Trumpcare 2.0 isn't much better than its predecessor

President Trump said if the Ryan "Obamacare Lite" bill failed, there would be no more efforts to repeal Obamacare.  He then proceeded to trash the House Freedom Caucus and to demand their ouster in the 2018 primaries.

But that was last week.

This week, there are news stories indicating that President Trump's people are negotiating, behind the scenes, with the Freedom Caucus on an Obamacare repeal compromise.  One of the major problems the Freedom Caucus had with the Ryan bill was that it did not repeal the "essential health services" requirement, which required all policies to cover a number of very expensive options.  For example, one essential service is providing unlimited health coverage.  If one person needs ten million dollars of health care, it raises the premiums for everyone else.  Another is requiring insurers to insure people with pre-existing conditions.  People who waited until they got sick before getting insurance are "free riders," having paid nothing into the system but forcing everyone else with insurance to pay for them, again with higher premiums.

The compromise being worked out would allow states to apply for a waiver that would permit insurers in their states to issue policies that do not cover what the Obama administration considered essential health services.  That way, at least "red state" Americans could enjoy the lower premiums that would result from being able to buy policies without all sorts of mandates built into them.

Among the changes intended to woo conservatives is a proposal to let states seek a federal waiver from key Obamacare regulations they say are driving up health insurance premiums.

One option being considered, for instance, would allow governors to opt out of Obamacare's "community rating" provision, a protection that prohibits insurers from charging sick people higher premiums.
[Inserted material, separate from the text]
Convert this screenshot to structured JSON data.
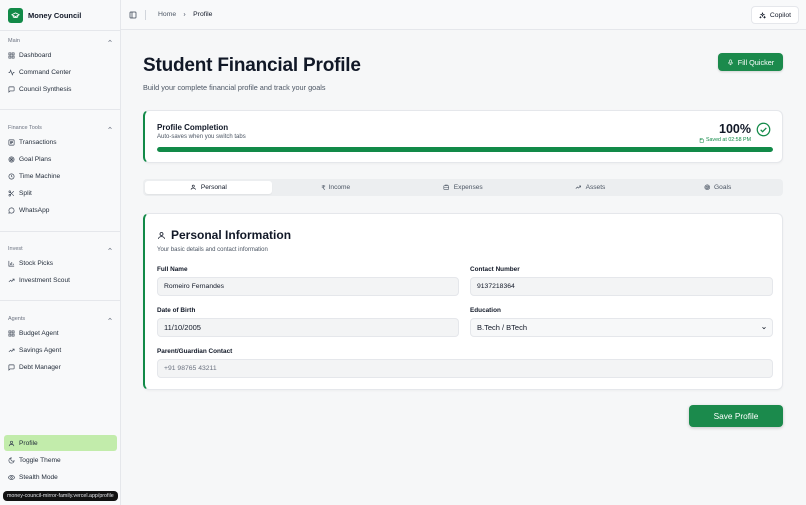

That measure would be coupled with an increase in dedicated funding to bring down premiums for the sick.

In practice, however, such a compromise would be no compromise at all.

1) People in blue states would still be locked into paying higher premiums, since their Democrat legislatures would not seek such waivers.  People in blue states would be denied any relief, and believe it or not, there are actually some Republicans in California and New York.

2) The waiver system would last only until a Democrat became president.  Once that happened, he could simply rescind the waivers and require all states to cover all "essential health services."  It would not even take an act of Congress.

3) By letting states individually opt in or out of "essential health services," we are deprived of interstate competition among insurers.  We need that greater competition to lower premiums, especially in underserved markets with only one or two insurers.

Some conservatives in Congress recognize this.

"I don't know of a single Republican that got elected promising to be generous with waivers from our all-powerful position," said Rep. Louie Gohmert (R-Texas), who said the proposal would still fall short of a full repeal of Obamacare. "I want to get to where we promised."

Rep. Mo Brooks (R-Ala.), who's also had separate conversations with the administration, said federal waivers would be susceptible to changes by future presidential administrations. The changes, he said, "may be sufficient to persuade some people to accept an otherwise bad piece of legislation but in and of itself is insufficient to persuade me."

The bottom line is, it should be up to the consumer, not the state, and not the federal government, to decide what kind of insurance policy he wants and what kind of coverage he desires.  Until choice is returned to the consumer, premiums will remain high.  Any temporary "fixes" that rely on having a Republican president for the rest of our lives aren't worth the paper they're written on.